The same thing happened in the 1960s. At the 1968 Democratic covention, the police went hard on the protesters after days of provocation and insults. Mainstream liberals took the rioters’ side. The protesters were “idealistic, demonstrably brave, concerned for their country and their fellow men,” Tom Wicker famously wrote in the New York Times. “The truth is that these were our children in the streets, and the Chicago police beat them up.” Liberals and radicals alike were profoundly moved by the chants of “The whole world is watching!” And they were right, at least figuratively: The American people were watching, and polls showed that the American people sided with Mayor Daley, the cops, and, by extension, National Review and Richard Nixon, by a two-to-one margin. Those weren’t their children.
But all that is ancient history to today’s Democrats. Their desperation, their tea-party envy, their psychological need to indulge their inner revolutionaries, their 1960s nostalgia: All these things contribute to the gob-smackingly idiotic impulse to embrace the tumescent lumpenproletariat without heed to their agenda or their leadership.
This can end in several different ways. The least likely is the one the Democrats are betting on: a popular protest movement that can be successfully channeled into meaningful electoral victories and liberal reforms. Not only are Democrats backing the wrong horse for that, the horse they’re backing isn’t even in the race; it’s running in an open field toward some utopian land of loan forgiveness and free government cheese. The most likely end is that, like the flies swarming the protesters, the protests themselves will die off with the first frost. Of all the reasons that comparisons to the Arab Spring are nonsensical, the most obvious is that these bozos started in the fall. It’s going to get cold just in time for midterms. That will leave only the least photogenic and most radical kids behind.

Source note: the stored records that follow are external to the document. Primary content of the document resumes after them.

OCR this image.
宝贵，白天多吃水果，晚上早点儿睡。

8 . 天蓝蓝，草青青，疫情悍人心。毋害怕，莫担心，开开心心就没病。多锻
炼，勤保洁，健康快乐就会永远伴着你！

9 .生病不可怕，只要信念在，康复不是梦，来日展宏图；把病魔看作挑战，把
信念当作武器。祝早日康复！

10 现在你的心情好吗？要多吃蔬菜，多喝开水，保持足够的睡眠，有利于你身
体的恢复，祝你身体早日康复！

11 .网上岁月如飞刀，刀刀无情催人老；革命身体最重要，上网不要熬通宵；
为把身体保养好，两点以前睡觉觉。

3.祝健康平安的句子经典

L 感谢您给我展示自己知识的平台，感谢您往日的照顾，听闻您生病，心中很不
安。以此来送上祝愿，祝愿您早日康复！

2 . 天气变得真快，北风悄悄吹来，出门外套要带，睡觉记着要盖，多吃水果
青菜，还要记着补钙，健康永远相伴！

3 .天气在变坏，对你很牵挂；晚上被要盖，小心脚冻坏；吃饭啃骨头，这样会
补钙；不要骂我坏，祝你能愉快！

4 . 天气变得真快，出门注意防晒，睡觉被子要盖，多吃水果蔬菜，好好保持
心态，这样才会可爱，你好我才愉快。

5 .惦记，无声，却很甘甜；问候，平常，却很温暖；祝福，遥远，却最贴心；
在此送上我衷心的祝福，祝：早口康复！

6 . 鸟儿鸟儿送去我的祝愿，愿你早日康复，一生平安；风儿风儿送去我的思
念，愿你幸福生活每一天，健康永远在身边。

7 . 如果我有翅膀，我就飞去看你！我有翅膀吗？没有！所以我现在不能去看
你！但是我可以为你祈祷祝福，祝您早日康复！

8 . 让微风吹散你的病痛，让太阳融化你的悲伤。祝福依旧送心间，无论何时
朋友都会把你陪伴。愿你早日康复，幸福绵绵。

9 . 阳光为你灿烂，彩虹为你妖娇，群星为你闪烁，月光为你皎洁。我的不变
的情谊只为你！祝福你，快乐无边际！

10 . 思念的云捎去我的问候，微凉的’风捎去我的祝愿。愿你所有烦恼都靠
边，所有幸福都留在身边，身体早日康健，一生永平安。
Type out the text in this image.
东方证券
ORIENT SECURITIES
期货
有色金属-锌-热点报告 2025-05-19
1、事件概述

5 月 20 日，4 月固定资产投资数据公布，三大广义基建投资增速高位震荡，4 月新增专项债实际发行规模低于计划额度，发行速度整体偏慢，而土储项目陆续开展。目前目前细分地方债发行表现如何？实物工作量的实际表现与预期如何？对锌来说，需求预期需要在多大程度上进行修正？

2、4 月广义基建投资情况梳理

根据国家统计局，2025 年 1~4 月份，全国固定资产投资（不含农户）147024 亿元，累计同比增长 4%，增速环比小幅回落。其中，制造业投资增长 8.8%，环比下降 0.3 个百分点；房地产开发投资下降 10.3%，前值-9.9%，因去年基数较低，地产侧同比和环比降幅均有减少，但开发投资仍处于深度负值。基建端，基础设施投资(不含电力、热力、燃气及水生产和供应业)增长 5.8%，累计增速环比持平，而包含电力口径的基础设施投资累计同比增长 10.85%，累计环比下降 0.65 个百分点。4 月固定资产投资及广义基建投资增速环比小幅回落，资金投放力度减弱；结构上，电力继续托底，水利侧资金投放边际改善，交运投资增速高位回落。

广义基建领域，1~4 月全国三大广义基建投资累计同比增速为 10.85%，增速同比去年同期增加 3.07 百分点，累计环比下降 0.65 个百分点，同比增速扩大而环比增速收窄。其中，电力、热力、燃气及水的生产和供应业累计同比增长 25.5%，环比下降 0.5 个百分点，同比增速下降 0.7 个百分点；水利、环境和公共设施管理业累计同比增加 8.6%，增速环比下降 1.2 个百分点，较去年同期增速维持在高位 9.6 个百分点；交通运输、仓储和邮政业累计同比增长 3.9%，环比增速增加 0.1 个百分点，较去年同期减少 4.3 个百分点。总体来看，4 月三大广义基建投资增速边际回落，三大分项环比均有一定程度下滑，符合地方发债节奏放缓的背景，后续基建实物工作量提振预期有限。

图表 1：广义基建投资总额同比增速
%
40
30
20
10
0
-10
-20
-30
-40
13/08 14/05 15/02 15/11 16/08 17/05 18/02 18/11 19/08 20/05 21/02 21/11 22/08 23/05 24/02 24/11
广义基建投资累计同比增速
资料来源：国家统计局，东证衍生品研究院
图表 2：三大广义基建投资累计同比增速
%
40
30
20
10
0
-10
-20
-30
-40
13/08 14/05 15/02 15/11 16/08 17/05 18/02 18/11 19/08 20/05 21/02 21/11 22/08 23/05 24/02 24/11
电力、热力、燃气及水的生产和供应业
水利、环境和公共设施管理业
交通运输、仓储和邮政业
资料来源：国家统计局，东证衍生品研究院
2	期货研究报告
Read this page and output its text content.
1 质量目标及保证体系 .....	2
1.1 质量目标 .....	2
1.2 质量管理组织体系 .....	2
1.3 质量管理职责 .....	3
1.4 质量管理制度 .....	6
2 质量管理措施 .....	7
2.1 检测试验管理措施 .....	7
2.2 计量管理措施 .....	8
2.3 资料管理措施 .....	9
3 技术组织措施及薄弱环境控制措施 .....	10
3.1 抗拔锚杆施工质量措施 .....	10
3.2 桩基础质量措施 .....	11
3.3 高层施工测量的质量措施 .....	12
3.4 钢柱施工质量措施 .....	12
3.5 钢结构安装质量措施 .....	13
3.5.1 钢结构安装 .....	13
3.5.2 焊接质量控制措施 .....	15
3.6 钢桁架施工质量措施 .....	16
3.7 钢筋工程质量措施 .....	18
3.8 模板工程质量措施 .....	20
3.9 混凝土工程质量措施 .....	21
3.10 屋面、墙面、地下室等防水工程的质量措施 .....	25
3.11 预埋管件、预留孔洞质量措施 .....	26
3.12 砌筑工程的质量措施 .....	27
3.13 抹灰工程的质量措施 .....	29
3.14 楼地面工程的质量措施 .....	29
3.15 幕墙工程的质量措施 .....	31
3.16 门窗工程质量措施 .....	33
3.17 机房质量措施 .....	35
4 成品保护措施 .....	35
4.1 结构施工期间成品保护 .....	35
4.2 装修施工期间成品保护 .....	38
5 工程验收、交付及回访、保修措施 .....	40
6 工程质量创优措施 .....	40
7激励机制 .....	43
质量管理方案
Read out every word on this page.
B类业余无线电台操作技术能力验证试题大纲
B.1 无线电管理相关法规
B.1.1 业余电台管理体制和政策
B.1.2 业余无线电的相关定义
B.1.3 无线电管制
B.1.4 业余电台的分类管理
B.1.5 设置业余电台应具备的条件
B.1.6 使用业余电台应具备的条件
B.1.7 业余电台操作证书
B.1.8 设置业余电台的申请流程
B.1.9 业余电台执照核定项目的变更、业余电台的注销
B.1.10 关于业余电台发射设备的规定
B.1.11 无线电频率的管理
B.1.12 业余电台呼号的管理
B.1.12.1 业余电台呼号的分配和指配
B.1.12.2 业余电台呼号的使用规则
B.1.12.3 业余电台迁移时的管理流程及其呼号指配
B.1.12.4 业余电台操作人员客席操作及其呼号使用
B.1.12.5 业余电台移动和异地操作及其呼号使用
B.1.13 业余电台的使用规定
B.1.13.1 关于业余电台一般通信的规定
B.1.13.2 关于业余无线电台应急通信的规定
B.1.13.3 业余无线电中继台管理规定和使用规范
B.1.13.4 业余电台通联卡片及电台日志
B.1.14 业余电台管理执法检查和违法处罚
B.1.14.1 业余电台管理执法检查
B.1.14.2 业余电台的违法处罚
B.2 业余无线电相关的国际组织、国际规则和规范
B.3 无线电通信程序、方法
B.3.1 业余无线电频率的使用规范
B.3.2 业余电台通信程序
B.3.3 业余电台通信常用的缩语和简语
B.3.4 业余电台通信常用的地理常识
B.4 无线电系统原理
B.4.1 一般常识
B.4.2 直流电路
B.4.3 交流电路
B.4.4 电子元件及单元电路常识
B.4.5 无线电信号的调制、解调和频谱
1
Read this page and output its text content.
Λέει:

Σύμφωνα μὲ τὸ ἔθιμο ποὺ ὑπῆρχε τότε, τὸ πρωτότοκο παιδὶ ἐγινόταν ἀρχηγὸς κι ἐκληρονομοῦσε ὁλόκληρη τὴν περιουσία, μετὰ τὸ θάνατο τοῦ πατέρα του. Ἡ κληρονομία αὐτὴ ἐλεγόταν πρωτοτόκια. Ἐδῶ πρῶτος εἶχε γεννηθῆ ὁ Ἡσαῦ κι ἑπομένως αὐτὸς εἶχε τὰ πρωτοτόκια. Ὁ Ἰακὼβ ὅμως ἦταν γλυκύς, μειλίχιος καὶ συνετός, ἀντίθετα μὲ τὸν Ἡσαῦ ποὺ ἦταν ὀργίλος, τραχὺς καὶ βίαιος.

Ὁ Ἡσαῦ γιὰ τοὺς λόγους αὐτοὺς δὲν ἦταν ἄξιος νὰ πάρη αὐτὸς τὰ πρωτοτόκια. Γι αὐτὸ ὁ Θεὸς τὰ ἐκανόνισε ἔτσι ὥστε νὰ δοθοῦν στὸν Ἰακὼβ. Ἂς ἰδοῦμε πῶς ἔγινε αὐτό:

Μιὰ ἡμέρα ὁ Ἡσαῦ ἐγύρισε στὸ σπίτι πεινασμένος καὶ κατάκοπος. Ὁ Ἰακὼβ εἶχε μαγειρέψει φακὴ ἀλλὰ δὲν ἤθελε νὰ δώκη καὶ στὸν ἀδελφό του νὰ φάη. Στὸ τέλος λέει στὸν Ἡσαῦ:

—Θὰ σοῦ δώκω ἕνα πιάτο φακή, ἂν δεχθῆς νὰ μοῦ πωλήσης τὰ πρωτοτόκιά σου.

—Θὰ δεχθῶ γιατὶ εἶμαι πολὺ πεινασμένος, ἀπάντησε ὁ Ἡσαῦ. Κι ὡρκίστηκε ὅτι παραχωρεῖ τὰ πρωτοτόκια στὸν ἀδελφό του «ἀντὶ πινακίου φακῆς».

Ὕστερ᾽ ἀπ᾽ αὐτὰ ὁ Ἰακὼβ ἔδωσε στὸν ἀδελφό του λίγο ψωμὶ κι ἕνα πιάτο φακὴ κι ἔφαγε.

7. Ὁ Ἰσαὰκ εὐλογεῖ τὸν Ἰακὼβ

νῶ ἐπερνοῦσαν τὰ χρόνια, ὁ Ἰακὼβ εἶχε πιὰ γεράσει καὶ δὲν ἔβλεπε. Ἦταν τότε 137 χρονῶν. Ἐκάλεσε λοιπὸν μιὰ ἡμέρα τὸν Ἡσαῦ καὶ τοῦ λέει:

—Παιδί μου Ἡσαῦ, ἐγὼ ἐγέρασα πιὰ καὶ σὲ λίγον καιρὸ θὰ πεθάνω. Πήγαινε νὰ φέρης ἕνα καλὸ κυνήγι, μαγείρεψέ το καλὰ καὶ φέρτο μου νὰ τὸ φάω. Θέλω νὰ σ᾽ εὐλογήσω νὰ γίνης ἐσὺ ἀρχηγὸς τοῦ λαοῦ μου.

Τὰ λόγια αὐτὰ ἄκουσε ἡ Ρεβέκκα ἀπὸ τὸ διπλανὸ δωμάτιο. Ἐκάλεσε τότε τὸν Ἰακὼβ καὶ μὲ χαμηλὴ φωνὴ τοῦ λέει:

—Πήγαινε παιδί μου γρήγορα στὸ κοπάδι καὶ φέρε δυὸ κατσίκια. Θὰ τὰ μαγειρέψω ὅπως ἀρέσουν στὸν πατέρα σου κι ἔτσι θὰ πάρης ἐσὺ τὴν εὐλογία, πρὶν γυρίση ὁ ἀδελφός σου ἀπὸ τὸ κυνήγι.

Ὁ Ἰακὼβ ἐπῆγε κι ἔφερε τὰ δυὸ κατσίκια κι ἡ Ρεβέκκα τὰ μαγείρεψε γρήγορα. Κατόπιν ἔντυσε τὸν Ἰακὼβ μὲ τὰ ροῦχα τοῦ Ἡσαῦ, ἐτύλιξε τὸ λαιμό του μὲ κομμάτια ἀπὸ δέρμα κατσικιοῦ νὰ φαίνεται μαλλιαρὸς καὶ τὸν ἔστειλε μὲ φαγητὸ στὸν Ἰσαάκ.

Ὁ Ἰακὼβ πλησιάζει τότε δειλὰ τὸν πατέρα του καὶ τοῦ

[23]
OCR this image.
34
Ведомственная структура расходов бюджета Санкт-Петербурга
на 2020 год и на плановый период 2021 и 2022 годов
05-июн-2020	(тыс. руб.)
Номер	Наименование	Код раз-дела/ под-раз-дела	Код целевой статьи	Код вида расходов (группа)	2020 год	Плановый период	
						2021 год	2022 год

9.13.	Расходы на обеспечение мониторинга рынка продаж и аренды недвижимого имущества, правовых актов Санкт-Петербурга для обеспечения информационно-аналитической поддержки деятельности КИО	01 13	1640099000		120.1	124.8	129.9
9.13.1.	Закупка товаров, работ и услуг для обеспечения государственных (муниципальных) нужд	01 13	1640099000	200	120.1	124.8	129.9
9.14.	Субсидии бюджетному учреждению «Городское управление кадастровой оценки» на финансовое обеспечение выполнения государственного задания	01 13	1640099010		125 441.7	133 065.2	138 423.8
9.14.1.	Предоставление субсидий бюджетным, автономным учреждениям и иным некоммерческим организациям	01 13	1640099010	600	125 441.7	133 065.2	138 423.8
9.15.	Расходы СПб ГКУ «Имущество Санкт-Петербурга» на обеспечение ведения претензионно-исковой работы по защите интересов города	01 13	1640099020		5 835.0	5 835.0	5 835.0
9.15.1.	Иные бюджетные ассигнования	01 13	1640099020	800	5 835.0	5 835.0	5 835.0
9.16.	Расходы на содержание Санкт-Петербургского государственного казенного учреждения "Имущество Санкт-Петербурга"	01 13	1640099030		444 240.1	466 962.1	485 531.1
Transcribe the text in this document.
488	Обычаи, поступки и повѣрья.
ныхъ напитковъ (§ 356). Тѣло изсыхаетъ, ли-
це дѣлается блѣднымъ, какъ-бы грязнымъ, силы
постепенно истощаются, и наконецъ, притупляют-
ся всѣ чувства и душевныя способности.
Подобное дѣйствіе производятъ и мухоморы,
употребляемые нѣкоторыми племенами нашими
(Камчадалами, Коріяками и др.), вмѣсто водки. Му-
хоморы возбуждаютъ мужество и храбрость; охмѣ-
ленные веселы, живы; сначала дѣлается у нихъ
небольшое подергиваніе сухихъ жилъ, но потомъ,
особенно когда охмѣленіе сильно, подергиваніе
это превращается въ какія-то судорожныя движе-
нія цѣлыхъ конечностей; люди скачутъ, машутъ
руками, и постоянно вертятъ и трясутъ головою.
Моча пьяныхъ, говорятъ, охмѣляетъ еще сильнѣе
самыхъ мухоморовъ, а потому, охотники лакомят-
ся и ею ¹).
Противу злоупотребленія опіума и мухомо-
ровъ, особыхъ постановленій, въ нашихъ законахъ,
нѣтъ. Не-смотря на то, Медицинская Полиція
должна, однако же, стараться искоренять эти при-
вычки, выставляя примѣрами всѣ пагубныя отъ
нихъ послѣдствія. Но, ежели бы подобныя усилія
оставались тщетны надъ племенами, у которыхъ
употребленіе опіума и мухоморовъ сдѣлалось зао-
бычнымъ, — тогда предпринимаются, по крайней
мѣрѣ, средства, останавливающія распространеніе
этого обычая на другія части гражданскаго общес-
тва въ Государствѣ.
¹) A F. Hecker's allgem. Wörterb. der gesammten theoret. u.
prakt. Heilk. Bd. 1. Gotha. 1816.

But the medium-plausible scenario is that Occupy Wall Street will turn ugly — sorry, uglier. Frustration over the inability to convert their unspecified demands for sweeping change into action will breed bitterness. Attention addiction will elicit ever-more-idiotic antics and stunts. Yet mainstream liberals will continue to support the occupation of Wall Street and its companion movements just long enough to reconfirm everything they’ve worked decades to disprove. And when things go bad, the cheap dates will take great offense at anyone who dares to notice that they’re tramps.